14 THE MATRIX OF THE DIAMOND
The
olivine alters by decomposition either into serpentine, or into
tremolite, or into a bastitic fibrous mineral. The alteration into
serpentine proceeds in the usual manner, beginning at the outer edge
and in cracks in the crystal, and gradually penetrating deeper, as new
cracks are formed, until the change is complete. A homogeneous nearly
isotropic serpentine is the final result. Fibrous serpentine or
chrysotile also forms around the olivine grains, and in this case the
chrysotile fibres stand more or less at right angles to the original
faces of the crystal. The chrysotile is much more highly doubly
refracting than the compact serpentine, which latter, when most dense,
is often nearly isotropic. Another serpentinous mineral is faintly
pleo-chroic in pale shades of green, and is, perhaps, more nearly
related to bastite.
Tremolite
(fig. 6) in the form of asbestos occurs as a secondary mineral
pseudomorphic after olivine. It frequently happens that while serpen
tinisation begins at the outside of a crystal, fibrous tremolite begins
growing within, finally forming a mass of asbestiform fibres surrounded
by a zone of green serpentine.
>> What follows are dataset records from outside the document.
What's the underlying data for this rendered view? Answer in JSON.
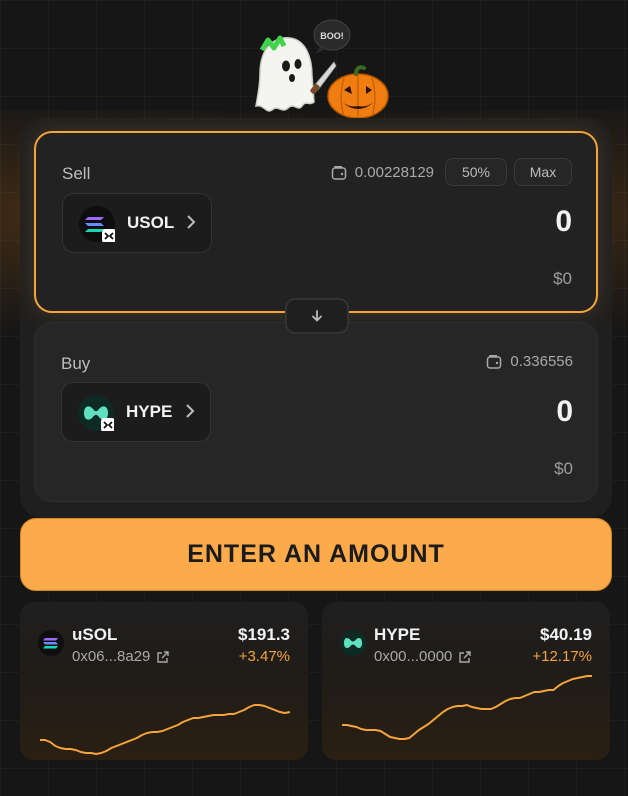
{
  "mascot": {
    "speech": "BOO!"
  },
  "sell": {
    "label": "Sell",
    "balance": "0.00228129",
    "half_label": "50%",
    "max_label": "Max",
    "token": "USOL",
    "amount": "0",
    "usd": "$0"
  },
  "buy": {
    "label": "Buy",
    "balance": "0.336556",
    "token": "HYPE",
    "amount": "0",
    "usd": "$0"
  },
  "cta_label": "ENTER AN AMOUNT",
  "markets": [
    {
      "name": "uSOL",
      "address": "0x06...8a29",
      "price": "$191.3",
      "change": "+3.47%",
      "spark": [
        68,
        68,
        70,
        74,
        76,
        77,
        77,
        78,
        80,
        81,
        81,
        82,
        81,
        79,
        76,
        74,
        72,
        70,
        68,
        66,
        63,
        61,
        60,
        60,
        59,
        57,
        55,
        53,
        50,
        48,
        46,
        46,
        45,
        44,
        43,
        43,
        43,
        42,
        42,
        40,
        38,
        35,
        33,
        33,
        34,
        36,
        38,
        40,
        41,
        40
      ]
    },
    {
      "name": "HYPE",
      "address": "0x00...0000",
      "price": "$40.19",
      "change": "+12.17%",
      "spark": [
        53,
        53,
        54,
        55,
        57,
        58,
        58,
        58,
        59,
        62,
        65,
        66,
        67,
        67,
        66,
        62,
        58,
        55,
        52,
        48,
        44,
        40,
        37,
        35,
        34,
        34,
        33,
        35,
        36,
        37,
        37,
        37,
        35,
        32,
        29,
        27,
        26,
        26,
        24,
        22,
        20,
        20,
        19,
        18,
        18,
        14,
        11,
        9,
        7,
        6,
        5,
        4,
        4
      ]
    }
  ],
  "colors": {
    "accent": "#f5a43a",
    "cta": "#fdab4a",
    "usol": "#9b6bff",
    "hype": "#5fe0c0"
  }
}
These asbestos fibres often grow partly
parallel to the vertical axis, and partly parallel to the domes of the
olivine. They are distinguished from other minerals by their high
colour in polarised light, and by vertical fibres separated by partings
or cleavages like those which divide sillimanite, and by an obliquity
of extinction at about 15°. They are perfectly colourless and
non-pleochroic. A fibre may be compact in the centre or at one end, and
at the other end may be fringed out into fine hair-like asbestos.
In
the second figure (7) two olivine crystals have grown side by side,
their axes parallel. A thin green rim of serpentine surrounds each
crystal. A round grain of olivine remains in each, and crystals of
tremolite surround it. Between the tremolite and the serpentine is a
pseudomorphic mass of talcose substances, in which lie rutile needles
parallel to the faces of the crystal.